Zoran Paunović

Sloga
- Position: Shooting guard
- League: ABA League Basketball League of Serbia

Personal information
- Born: 19 July 2000 (age 25) Niš, Serbia, FR Yugoslavia
- Nationality: Serbian
- Listed height: 1.99 m (6 ft 6 in)
- Listed weight: 90 kg (198 lb)

Career information
- NBA draft: 2022: undrafted
- Playing career: 2018–present

Career history
- 2018–2019: Crvena zvezda mts
- 2018–2019: → FMP
- 2019–2020: Dynamic Belgrade
- 2020–2021: Metalac
- 2021–2022: Podgorica
- 2022–present: Sloga

Career highlights
- All-Junior Adriatic League Team (2018);

= Zoran Paunović =

Serbian basketball player (born 2000)

Zoran Paunović (Зоран Пауновић, born 19 July 2000) is a Serbian professional basketball player for CS Vâlcea 1924 in the National Romanian Basketball League (LNBM).

== Early career ==
Paunović started to play basketball in his hometown Niš, for the OKK Konstantin youth selections. In Summer 2014, he joined the Crvena zvezda youth. He won the second place at the 2017–18 Junior ABA League season with the Zvezda. Over six season games, he averaged 14.2 points, 5.7 rebounds and 3.2 assists per game. In August 2017, he participated at the Basketball Without Borders Europe Camp 16 in Netanya, Israel.

== Professional career ==
In January 2018, Paunović was added to the Crvena zvezda ABA League roster for the rest of the 2017–18 season. He missed to play a single game during that season. On 25 July 2018, Paunović signed a four-year professional contract with Crvena zvezda. Prior to the 2018–19 season he was loaned out to FMP. On 28 August 2019, Crveza zvezda parted ways with him.

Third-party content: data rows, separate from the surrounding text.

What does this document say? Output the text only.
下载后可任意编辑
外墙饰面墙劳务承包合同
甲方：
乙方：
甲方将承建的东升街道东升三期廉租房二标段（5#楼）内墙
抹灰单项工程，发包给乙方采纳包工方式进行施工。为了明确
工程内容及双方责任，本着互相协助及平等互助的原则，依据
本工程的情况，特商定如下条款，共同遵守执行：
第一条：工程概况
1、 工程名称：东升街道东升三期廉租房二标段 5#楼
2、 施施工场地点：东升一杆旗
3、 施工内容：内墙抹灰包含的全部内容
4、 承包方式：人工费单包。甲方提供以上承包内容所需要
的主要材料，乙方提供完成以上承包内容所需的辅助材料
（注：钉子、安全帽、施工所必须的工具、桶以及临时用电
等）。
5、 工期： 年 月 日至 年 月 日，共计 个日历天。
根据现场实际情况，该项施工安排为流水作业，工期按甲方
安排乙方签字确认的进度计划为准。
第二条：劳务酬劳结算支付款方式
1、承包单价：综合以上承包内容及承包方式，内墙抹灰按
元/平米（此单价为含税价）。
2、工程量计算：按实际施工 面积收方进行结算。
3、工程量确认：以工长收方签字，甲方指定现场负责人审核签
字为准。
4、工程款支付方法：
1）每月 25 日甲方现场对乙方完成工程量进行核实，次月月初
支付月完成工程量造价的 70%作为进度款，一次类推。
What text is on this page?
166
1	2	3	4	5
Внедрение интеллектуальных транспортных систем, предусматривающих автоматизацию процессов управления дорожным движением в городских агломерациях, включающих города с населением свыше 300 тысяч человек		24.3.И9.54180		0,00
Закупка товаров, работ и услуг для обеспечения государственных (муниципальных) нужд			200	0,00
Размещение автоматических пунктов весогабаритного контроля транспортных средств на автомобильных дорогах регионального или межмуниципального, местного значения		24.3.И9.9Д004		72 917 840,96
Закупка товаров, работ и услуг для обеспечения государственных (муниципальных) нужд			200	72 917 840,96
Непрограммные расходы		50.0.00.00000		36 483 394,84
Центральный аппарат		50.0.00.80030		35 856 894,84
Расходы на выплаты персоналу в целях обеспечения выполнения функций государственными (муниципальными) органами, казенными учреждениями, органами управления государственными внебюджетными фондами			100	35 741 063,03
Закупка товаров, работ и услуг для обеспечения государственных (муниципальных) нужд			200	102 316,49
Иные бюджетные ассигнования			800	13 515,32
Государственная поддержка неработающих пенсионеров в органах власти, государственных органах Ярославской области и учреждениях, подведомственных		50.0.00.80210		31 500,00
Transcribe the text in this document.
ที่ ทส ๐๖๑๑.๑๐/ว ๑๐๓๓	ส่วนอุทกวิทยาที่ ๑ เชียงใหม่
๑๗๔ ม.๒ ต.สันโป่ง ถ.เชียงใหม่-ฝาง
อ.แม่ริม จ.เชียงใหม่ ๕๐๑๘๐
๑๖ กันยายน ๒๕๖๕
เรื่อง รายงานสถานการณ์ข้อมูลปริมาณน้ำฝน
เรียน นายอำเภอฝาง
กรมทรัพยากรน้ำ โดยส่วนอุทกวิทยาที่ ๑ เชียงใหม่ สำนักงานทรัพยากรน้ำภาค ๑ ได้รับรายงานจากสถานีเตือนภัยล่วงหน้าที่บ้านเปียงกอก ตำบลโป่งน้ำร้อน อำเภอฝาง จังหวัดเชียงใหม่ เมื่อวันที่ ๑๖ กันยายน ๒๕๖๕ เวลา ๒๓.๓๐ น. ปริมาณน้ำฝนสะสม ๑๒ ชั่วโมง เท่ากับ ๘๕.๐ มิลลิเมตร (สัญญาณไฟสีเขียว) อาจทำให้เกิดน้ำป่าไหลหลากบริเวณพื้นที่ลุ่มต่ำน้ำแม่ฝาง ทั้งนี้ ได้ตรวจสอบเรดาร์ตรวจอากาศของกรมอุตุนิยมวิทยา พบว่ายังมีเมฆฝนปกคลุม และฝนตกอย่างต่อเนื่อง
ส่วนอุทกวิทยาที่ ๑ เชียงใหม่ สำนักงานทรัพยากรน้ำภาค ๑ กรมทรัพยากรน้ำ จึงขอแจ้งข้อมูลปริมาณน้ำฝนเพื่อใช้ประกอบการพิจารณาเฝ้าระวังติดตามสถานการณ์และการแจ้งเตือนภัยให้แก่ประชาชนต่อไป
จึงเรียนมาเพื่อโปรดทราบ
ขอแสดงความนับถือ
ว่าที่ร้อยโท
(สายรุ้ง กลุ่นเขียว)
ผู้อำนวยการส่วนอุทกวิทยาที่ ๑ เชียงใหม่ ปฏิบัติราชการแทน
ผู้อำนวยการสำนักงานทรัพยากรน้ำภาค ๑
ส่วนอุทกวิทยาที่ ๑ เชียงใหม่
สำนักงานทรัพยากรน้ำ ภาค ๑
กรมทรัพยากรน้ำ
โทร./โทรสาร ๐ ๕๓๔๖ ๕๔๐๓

On 11 September 2019, Paunović signed for Dynamic Belgrade. In May 2020, after the COVID-19 pandemic ban, he joined a training camp of Partizan.

On 22 June 2021, Paunović signed for Podgorica.

== National team career==
Paunović was a member of the Serbian under-16 team that competed at the 2016 FIBA Europe Under-16 Championship in Poland. Over seven tournament games, he averaged 14.6 points, 4.0 rebounds and 2.9 assists per game. Paunović was a member of the Serbian under-18 team that won the gold medal at the 2018 FIBA Europe Under-18 Championship in Latvia. Over seven tournament games, he averaged 16.7 points, 4.1 rebounds and 3.4 assists per game. Paunović was a member of the Serbian under-19 team that finished 7th at the 2019 FIBA Under-19 Basketball World Cup in Heraklion, Greece. Over seven tournament games, he averaged 7.3 points, 4.6 rebounds and 4.4 assists per game.